Bakkt Explained – How important is it? Could it create another bull market?
Intercontinental Exchange explained
Intercontinental Exchange (ICE) is an American company that owns exchanges for financial and commodity markets, and operates 23 regulated exchanges and marketplaces. This includes ICE futures exchanges in the United States, Canada and Europe, the Liffe futures exchanges in Europe, the New York Stock Exchange equity options exchanges and OTC energy, credit and equity markets.
In 2017 ICE had revenue of US$ 5.83 billion with total assets worth US$ 78.26 billion. They currently have just under 5000 employees
The most famous subsidiary of ICE is the New York Stock Exchange (NYSE). It is by far the world’s largest stock exchange by market capitalization of its listed companies at US$21.3 trillion in 2017. The average daily trading value was approximately US$169 billion in 2013 and is probably more now.
In August 2018 Intercontinental Exchange announced that it planned to form a new company, Bakkt, which is intended to leverage Microsoft cloud solutions to create an open and regulated, global ecosystem for digital assets.
The new company will work with a marquee group of organizations including Boston Consulting Group (BCG), Microsoft, Starbucks, and others, to create an integrated platform that enables consumers and institutions to buy, sell, store and spend digital assets on a seamless global network.
The Bakkt ecosystem is expected to include federally regulated markets and warehousing along with merchant and consumer applications. The first use cases will be for trading and conversion of Bitcoin versus fiat currencies since Bitcoin is the most popular cryptocurrency.
Good for investors and demand
Bakkt’s platform enables institutional investors to buy Bitcoin via a regulated market infrastructure. Every ETF, money manager or financial institution needs to invest in Bitcoin safely and regulated market infrastructure offers that unlike most normal exchanges.
Bitcoins will be physically-backed which is different than futures since those don’t have physical backing. This means that if people buy Bitcoin futures it’s just the equivalent of the BTC value in fiat. With Bakkt the Bitcoin futures contract will be physically delivered versus fiat currencies, including USD, GBP and EUR.
This means increased demand meaning when institutions begin investing Bitcoin with Bakkt, the actual Bitcoin is removed from the market.

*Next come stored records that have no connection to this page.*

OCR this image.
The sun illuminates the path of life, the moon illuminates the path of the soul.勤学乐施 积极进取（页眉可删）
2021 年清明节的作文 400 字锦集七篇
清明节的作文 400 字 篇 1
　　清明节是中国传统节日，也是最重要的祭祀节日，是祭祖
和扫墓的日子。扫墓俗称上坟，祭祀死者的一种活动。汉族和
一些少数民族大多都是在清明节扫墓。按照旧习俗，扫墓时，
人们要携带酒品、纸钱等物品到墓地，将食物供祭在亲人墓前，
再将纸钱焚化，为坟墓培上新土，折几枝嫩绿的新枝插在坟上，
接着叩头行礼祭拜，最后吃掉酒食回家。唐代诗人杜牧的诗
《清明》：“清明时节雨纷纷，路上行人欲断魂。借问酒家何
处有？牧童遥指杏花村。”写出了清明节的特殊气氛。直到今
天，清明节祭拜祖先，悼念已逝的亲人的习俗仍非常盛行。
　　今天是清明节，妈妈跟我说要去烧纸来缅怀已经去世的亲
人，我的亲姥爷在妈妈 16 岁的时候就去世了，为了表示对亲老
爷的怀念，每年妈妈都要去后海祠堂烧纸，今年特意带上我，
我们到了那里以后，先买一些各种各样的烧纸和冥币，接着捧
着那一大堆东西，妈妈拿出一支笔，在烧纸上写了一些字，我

As a result it should driving price higher as supply diminishes and contributing to the overall market cap.
Real life usage
The investing is just a one aspect of the Bakkt. On top of that they are building a platform to enable consumers and institutions to buy, sell, store and spend digital assets seamlessly.
Real life usage is the biggest issue that cryptocurrencies are currently very difficult to use and spend in real life. It is also very difficult for an average user to get into cryptocurriences – buying first cryptocurrency and then storing them is not that easy for an average user.
If Bakkt is able to create a global network where users can easily buy, store and spend cryptocurrency it would increase the value of all cryptocurrencies tremendously since new users could purchase it and old users could use it. To achieve that Bakkt would need partnerships however.
To achieve that goal Bakkt managed to secure some significant partnerships:
Starbucks which is an American coffee company and coffeehouse chain with revenue of US $22.387 billion and over 238k employees. They are one of the leaders in mobile retail transactions. They have gift cards and mobile app payments – cryptocurrencies seems to be perfect use cases.
Microsoft is providing services for the system so it is unclear how much they will use the system but I wouldn’t be surprised if they tried to be involved more.
The other partnership is BCG – Boston Consulting Group is a American multinational management consulting firm with 90 offices in 50 countries with Revenue of $6.3 billion and around 16k employees. Huge partnership but unclear how far it goes.